The Presidents – No 42 Bill Clinton 1993 – 2001

Presidential seal.

Bill Clinton.

Here we have another case of a governor with no federal experience running for president.

When will they ever learn?

I’m talking about both the egomaniacs who run for office who aren’t prepared to deal with Washington politics, as well as the voters who put them there.

That’s a rhetorical question, of course. They’ll never learn.

So Clinton made mistakes aplenty, both while he was running for office and during his first couple years there, and as a result he lost his Democratic majority in Congress. In the mid-term elections in 1994 there was a swing of 54 seats from the Democratic Party to the Republicans, which gave the GOP control of the House for the first time since 1952.

It was the largest seat gain for either party since 1948 and a political realignment.

Unlike Jimmy Carter, Bill Clinton was a quick study, and he learned from his mistakes.

Still it was too late for some things. On the campaign trail, he had indicated he was open to allowing gay people to serve openly in the military, so when he got into office the homophobic Republicans like John McCain and even some Democrats like Sam Nunn were ready for him, and before he had figured out how things worked in DC, they rammed through the Don’t Ask, Don’t Tell measure.

Once Newt Gingrich became Speaker of the House, the GOP lost any real desire to legislate; all they cared about was trying to prevent Clinton from being re-elected, and once he was re-elected they just kept plotting to stymie him at every turn. Compromise was no longer in their vocabulary.

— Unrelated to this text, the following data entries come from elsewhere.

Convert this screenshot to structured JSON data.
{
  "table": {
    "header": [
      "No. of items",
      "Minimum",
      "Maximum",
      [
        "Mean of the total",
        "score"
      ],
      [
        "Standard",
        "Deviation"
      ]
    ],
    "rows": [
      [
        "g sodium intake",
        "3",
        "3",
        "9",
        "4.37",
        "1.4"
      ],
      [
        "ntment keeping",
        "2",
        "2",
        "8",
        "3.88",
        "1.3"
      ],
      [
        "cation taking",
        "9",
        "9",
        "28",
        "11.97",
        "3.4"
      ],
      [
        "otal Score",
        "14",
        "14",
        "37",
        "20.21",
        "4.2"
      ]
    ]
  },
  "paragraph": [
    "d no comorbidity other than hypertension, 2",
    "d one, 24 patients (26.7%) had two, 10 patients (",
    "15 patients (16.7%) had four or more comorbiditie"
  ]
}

The Republicans tried to drum up scandals over anything and everything that Bill and Hillary Clinton did. When the Clintons fired employees of the Travel Office for financial improprieties, the Republicans yelled foul, even though those employees served at the pleasure of the president and could be dismissed without cause. Of course, the Republicans found a willing press in all this, as many reporters had been cosy with those Travel Office employees, so naturally it got blown up out of all proportion into TravelGate.

When longtime friend of the Clintons committed suicide, even that wasn’t a bridge too far for the Republicans to exploit, and they began to circulate stories of his murder. 

The New York Times published a piece about Whitewater Development Corporation that nobody could understand, but it sounded murky. After years of investigations involving special prosecutors who found peripheral wrongdoing among former law partners of Hillary Clinton, when the dust settled it turned out that as far as the Clintons were concerned, Whitewater was a real estate deal where they had lost money.

It’s a tribute to Clinton that he managed to get anything done at all.

The Republicans did carry things too far, however, when they impeached Clinton and tried to remove him from office. That also led to Gingrich losing the speakership, although he’s still around making ludicrous statements on, where else, Fox “News”.

If Clinton had had some experience with federal government, perhaps he wouldn’t have made those initial blunders and so wouldn’t have lost his majority in congress. Then he may have been able to achieve more. We’ll never know. But I’m giving him a thumb up for keeping the GOP congress in check.

But wait, there’s something else.

It is so easy for a person in power to forget the effects that his or her actions will have on people. 

Did LBJ think about all the lives he was going to affect when he escalated the war in Vietnam? Did he even care?

Or Jimmy Carter’s pointless boycott of the Olympics. So easy for Carter sitting there in his Oval Office to just wave his hand, sign on the dotted line, and poof! That’ll teach the Soviets a lesson, by gum. Did he even care about all the young athletes he was using as pawns in his silly chess game?

There are so many things that presidents and legislators do that affect people’s lives in small and large ways.

Bill Clinton famously said, “I feel your pain.” 

Perhaps that was a ploy, a way to win votes, but he managed to connect with people in a way that most other politicians only dream of. And I think he genuinely thought through the effects his actions would have. He had a gift for connecting with people, and it drove Republicans and members of the press crazy.